The new LCR is an opportunity to build on decades of progress in reducing lead exposure. Despite setbacks like the Flint, Mich., experience, nationwide efforts to reduce exposure to lead from all sources – paint, gasoline, toys, soil and dust, drinking water – have resulted in a dramatic reduction in lead exposure in the United States over the past 45 years. As EPA pointed out in its 2016 white paper on the LCR revisions, the median blood lead levels for young children have decreased ten-fold since the mid-1970s. The number of large water systems out of compliance with the LCR has dropped by 90 percent since the rule’s initial implementation.

Still, important work remains. AWWA looks forward to working with EPA, states and utilities to find safe and affordable approaches that achieve further risk reduction and improved confidence in drinking water.

Several other water sector associations representing public utility interests also commented on the EPA’s proposed updates.

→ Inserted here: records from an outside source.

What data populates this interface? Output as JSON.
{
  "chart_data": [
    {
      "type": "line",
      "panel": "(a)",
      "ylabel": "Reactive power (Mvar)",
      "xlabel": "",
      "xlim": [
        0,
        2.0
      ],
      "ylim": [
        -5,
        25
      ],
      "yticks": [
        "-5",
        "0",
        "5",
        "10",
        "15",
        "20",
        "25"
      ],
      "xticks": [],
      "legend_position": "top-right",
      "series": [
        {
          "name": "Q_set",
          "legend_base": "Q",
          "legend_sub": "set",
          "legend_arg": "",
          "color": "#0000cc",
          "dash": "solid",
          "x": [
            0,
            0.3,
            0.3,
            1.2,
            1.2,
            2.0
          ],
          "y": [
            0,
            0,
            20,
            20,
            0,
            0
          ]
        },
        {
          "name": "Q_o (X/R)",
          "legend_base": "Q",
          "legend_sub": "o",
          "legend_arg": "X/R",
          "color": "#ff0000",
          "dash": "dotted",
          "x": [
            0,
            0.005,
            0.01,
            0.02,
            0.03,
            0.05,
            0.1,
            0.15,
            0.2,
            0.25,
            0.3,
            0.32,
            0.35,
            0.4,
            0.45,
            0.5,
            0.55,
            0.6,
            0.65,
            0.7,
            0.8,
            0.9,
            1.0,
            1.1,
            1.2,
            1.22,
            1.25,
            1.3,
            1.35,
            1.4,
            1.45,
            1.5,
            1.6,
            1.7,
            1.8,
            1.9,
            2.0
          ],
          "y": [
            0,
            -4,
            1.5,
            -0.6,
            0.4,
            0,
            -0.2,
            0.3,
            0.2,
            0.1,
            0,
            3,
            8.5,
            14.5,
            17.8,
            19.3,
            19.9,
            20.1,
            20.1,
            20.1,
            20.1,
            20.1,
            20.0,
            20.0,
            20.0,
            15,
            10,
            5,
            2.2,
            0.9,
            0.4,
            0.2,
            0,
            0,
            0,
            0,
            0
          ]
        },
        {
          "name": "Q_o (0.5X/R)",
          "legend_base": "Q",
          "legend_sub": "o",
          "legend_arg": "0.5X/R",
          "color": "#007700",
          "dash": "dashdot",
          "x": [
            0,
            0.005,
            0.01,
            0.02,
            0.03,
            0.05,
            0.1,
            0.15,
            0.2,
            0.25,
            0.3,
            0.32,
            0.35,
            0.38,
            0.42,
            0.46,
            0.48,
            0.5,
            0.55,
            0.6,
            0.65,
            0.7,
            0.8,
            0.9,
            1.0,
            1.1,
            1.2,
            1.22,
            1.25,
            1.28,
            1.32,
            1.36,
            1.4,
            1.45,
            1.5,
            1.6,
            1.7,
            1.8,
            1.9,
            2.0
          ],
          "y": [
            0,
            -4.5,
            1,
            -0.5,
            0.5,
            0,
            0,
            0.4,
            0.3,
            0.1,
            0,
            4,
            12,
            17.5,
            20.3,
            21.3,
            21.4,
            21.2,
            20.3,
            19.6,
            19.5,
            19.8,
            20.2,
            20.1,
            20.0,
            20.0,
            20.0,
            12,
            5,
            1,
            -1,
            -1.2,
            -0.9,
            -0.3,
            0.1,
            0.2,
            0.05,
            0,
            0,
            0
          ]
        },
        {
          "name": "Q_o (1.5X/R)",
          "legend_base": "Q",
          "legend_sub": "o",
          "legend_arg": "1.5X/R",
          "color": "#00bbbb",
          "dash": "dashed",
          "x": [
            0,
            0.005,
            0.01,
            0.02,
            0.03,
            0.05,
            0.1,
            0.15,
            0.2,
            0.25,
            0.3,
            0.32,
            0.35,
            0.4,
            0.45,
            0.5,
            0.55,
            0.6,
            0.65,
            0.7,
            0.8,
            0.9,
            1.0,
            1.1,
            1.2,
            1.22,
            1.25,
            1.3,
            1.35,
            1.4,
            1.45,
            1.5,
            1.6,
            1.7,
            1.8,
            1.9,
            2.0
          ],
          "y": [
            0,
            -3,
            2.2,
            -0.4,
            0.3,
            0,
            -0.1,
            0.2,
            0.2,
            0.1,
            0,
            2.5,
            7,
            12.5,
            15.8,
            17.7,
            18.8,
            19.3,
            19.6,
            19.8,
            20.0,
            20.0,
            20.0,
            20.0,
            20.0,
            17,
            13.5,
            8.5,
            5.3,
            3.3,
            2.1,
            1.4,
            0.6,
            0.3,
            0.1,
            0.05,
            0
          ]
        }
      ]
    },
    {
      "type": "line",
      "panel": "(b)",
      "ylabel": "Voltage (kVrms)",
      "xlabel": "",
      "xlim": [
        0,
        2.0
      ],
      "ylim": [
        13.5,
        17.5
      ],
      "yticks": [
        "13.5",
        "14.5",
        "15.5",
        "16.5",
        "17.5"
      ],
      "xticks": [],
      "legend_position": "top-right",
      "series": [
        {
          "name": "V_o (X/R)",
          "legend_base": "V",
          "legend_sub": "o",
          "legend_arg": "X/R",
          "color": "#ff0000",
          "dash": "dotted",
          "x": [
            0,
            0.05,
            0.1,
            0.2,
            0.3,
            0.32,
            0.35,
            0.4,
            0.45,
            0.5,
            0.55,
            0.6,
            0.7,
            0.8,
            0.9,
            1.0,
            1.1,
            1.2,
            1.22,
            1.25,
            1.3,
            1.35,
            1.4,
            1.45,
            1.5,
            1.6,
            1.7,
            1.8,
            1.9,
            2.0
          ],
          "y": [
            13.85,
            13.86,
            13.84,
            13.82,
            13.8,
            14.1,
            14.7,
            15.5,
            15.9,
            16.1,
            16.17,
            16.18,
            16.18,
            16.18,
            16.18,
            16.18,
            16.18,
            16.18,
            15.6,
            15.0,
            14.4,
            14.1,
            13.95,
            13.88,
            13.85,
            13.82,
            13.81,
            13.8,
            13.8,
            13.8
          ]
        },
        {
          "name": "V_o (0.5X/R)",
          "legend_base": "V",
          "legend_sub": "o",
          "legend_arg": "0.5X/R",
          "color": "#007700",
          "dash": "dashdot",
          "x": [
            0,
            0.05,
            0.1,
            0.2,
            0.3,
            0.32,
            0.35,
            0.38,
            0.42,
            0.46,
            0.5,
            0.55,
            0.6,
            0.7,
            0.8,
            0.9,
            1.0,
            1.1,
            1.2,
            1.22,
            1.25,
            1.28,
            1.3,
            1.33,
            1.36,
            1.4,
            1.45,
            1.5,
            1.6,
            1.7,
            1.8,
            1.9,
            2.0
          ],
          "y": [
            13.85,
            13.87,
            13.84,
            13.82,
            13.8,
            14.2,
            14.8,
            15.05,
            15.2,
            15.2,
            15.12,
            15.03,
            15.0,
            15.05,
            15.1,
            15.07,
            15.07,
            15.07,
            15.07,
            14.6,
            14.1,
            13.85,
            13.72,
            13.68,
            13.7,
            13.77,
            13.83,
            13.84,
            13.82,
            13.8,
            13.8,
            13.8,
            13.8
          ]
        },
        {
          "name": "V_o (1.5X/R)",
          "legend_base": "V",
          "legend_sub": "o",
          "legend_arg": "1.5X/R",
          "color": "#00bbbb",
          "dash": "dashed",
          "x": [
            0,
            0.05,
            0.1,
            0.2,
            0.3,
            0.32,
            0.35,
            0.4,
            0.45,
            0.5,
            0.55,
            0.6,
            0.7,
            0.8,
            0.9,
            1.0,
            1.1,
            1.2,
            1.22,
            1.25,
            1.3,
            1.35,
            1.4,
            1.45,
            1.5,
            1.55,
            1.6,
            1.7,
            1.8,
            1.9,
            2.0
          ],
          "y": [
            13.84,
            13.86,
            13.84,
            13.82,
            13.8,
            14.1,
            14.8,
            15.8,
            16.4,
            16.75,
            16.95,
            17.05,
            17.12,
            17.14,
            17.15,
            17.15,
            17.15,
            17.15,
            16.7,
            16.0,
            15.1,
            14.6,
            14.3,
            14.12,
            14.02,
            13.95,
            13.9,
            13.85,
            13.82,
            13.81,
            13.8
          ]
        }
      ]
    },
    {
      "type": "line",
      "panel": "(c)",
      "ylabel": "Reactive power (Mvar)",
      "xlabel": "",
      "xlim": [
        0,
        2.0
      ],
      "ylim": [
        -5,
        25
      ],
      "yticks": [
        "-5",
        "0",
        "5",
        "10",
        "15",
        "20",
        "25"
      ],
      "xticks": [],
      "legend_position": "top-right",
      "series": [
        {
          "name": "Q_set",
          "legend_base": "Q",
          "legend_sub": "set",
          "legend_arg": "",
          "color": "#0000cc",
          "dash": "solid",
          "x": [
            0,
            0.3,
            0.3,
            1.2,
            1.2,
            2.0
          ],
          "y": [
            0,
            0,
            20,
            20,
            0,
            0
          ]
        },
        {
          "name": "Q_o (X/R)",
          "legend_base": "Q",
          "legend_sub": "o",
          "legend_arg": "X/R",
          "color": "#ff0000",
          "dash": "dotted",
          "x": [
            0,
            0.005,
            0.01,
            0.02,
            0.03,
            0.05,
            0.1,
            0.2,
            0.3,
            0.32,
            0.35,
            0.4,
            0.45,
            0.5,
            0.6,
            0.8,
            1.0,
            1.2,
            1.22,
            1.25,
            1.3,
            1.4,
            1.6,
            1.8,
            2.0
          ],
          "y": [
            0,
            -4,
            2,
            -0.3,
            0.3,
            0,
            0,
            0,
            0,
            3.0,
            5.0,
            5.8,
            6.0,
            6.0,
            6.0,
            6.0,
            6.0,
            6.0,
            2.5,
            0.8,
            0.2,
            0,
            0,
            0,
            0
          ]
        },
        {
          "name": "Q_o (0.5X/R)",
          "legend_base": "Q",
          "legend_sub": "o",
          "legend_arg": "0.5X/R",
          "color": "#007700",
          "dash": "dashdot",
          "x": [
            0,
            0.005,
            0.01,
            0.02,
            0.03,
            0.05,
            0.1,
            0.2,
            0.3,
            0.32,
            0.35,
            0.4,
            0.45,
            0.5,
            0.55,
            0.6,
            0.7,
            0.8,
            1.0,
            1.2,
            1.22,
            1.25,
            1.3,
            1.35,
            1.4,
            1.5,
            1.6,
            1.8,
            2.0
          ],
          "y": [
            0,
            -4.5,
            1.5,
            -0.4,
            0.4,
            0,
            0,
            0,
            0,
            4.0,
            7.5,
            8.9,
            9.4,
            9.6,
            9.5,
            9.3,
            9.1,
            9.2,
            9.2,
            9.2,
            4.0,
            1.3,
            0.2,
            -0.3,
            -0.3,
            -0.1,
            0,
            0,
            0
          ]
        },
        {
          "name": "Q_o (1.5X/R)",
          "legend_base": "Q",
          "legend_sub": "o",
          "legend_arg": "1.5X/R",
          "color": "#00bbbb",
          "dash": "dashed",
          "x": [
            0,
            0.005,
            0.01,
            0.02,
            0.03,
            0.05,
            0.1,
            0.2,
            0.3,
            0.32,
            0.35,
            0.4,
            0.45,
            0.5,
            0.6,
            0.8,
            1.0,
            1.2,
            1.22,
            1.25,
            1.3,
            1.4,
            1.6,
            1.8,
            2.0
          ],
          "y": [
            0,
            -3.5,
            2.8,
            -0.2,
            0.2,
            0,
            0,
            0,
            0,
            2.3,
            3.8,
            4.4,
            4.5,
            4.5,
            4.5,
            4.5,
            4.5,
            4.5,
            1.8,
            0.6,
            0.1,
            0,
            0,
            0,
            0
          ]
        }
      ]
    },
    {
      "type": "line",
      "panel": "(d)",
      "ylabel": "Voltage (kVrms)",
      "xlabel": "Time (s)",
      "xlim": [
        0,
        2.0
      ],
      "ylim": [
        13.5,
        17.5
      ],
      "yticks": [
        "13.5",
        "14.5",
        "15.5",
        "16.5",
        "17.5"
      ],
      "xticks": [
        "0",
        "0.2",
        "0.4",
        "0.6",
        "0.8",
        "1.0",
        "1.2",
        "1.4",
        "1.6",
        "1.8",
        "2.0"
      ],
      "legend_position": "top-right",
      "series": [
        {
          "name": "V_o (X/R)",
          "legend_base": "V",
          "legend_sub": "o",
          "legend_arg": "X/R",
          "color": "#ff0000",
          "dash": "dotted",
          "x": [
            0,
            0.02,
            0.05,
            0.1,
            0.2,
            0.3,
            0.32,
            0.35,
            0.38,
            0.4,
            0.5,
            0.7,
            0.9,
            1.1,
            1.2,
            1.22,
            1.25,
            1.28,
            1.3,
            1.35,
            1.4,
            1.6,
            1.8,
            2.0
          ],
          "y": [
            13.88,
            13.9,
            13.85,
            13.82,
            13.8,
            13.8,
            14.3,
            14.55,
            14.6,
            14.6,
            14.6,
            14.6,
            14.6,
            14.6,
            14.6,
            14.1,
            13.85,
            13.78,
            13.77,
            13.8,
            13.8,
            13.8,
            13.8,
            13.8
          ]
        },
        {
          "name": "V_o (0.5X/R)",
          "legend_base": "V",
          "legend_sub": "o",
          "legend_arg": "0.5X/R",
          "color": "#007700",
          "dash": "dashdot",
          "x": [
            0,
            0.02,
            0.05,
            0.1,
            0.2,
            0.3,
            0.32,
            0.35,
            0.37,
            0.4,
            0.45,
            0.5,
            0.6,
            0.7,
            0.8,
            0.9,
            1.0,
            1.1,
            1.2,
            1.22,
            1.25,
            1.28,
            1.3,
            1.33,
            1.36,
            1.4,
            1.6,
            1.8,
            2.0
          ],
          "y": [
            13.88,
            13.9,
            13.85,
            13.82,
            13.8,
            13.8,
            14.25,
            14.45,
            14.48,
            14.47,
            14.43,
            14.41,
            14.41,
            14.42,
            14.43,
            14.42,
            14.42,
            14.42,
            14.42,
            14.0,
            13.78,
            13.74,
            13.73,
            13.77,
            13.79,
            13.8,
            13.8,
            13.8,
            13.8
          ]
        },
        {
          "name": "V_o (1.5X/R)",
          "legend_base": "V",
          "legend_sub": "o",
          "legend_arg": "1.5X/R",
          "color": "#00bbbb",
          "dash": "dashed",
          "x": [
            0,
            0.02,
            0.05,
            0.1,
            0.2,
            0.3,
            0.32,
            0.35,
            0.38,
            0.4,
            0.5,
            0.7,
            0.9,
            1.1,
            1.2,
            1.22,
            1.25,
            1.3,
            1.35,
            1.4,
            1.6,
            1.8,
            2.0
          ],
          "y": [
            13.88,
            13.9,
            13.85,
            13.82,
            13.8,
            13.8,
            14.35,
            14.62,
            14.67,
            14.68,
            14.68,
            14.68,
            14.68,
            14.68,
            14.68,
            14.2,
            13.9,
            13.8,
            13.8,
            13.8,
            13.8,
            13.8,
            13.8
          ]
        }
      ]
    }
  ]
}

“The Association of Metropolitan Water Agencies has been involved with the Lead and Copper Rule since its inception and values all the work that EPA has done to decrease the risk of lead and copper to public health,” said AMWA CEO Diane VanDe Hei. “The proposed revisions are an important next step and AMWA supports EPA’s efforts to address this complicated issue. AMWA looks forward to working with EPA to best protect the health of the millions of people that depend on their local public utilities for safe and reliable drinking water.”

“The National Rural Water Association stands ready to train and assist  rural and small communities to meet the requirements of the new lead and copper rule and achieve our common goal of lead free drinking water,” said NRWA CEO Sam Wade. “This is something supported by the industry as a whole, after all, those who govern, manage and operate water systems drink the water they produce as do their children and family.  Quality on Tap is their commitment and their profession.”

“ASDWA applauds EPA for getting the proposed Long-Term Revisions for the Lead and Copper Rule (LT-LCR) finished and signed,” the Association of State Drinking Water Administrators said in a statement. “This proposal builds upon the successes and the lessons learned from the 1991 LCR on how the drinking water community can continue to reduce lead levels in drinking water. ASDWA looks forward to continuing to work with EPA on implementing the final LT-LCR as this rule applies to almost 80,000 water systems and implementation of the final LT-LCR is going to be a big lift.”